Q: Do the vaccines protect against the new variants of COVID-19? How can vaccines be adapted to treat other variants that might emerge?
Dr. Drevets: The current vaccines will protect against many of the viral variants now being discovered. It is likely, however, that some variants will not be completely protected against, and a booster shot may be needed in the future.
It is relatively easy to adapt the mRNA vaccines to new variants. Because the sequence of the variant spike proteins are being identified and studied, the manufacturers can insert changes into the mRNA that is used for immunization. Similarly, the other vaccines can also be adapted to new variants with good precision.
Q: With warmer weather just around the corner, travel becomes more and more tempting. How should members of the OU community protect themselves if they choose to travel?

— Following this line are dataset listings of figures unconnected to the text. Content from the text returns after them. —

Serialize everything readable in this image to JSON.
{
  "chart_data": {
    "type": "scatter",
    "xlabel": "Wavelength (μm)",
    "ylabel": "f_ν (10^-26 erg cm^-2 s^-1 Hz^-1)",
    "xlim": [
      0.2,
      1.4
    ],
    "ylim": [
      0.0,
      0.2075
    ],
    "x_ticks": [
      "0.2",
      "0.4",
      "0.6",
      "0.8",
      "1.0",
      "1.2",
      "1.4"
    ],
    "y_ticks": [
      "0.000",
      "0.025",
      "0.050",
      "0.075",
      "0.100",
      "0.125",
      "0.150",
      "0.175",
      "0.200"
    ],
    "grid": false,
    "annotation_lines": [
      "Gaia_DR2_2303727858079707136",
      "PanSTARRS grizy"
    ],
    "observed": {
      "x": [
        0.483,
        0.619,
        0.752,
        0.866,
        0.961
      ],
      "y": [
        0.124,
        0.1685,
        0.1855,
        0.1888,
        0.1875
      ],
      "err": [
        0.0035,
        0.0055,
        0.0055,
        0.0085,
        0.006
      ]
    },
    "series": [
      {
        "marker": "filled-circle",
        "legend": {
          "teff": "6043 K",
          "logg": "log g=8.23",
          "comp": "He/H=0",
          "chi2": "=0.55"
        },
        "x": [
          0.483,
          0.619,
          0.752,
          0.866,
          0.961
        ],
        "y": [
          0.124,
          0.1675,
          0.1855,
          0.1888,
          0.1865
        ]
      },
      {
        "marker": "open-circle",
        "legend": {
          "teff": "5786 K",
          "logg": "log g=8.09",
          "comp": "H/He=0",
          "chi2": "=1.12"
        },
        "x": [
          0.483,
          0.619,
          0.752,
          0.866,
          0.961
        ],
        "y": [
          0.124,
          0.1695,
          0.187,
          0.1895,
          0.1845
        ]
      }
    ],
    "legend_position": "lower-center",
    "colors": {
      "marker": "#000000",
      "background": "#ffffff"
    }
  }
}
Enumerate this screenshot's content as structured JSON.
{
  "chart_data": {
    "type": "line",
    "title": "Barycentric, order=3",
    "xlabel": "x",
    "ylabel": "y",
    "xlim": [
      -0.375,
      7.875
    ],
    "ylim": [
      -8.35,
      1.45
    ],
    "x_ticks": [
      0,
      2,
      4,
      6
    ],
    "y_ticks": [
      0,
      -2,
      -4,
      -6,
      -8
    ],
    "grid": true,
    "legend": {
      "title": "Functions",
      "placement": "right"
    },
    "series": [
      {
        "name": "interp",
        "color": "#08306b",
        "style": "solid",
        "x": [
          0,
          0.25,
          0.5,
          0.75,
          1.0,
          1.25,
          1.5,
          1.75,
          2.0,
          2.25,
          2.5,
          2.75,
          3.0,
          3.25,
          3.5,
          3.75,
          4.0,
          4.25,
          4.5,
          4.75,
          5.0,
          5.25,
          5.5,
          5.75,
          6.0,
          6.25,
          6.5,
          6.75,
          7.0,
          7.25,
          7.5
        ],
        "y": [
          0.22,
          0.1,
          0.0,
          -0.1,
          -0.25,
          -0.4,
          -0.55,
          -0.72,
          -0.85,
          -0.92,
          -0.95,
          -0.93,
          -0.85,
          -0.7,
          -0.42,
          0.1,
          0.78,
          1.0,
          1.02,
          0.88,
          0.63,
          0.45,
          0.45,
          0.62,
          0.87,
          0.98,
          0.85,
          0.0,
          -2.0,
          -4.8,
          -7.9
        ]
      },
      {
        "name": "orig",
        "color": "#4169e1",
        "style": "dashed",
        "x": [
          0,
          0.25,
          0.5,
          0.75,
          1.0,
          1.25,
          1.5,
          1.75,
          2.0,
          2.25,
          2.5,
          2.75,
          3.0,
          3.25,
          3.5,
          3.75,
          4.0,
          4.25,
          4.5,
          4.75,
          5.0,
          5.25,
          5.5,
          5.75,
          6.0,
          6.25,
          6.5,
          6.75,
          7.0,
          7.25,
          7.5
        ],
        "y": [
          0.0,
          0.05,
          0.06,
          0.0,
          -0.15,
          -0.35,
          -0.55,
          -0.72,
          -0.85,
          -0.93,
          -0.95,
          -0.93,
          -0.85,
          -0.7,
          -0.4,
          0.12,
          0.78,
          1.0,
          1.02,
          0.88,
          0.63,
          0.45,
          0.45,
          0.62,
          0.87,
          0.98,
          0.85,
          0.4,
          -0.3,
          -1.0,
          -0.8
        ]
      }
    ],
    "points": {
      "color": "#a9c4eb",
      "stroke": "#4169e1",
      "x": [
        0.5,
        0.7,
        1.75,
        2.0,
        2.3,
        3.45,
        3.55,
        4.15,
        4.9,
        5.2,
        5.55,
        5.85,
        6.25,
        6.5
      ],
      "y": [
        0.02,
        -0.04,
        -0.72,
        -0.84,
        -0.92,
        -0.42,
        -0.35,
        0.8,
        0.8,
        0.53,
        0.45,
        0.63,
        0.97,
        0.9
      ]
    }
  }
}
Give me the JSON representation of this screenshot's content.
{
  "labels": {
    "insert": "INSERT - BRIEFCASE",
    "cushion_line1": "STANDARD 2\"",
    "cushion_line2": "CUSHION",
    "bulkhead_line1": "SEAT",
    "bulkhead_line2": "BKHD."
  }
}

Dr. Bratzler: Current federal rules issued by the president’s executive order require you to wear a mask if traveling by bus, train, or airplane. Because transmission of the virus has clearly been documented in mass transit, it is important to wear a mask from the time you enter the terminal until you leave the terminal at your destination.
It is also important to understand the COVID-19 disease burden where you are traveling. Some destinations will have higher rates of community spread of the virus than Oklahoma. Some destinations may have more cases of COVID-19 variant strains. Also, remember that if you travel internationally, you must test negative before you fly back to the U.S., and you must quarantine for at least one week when you return.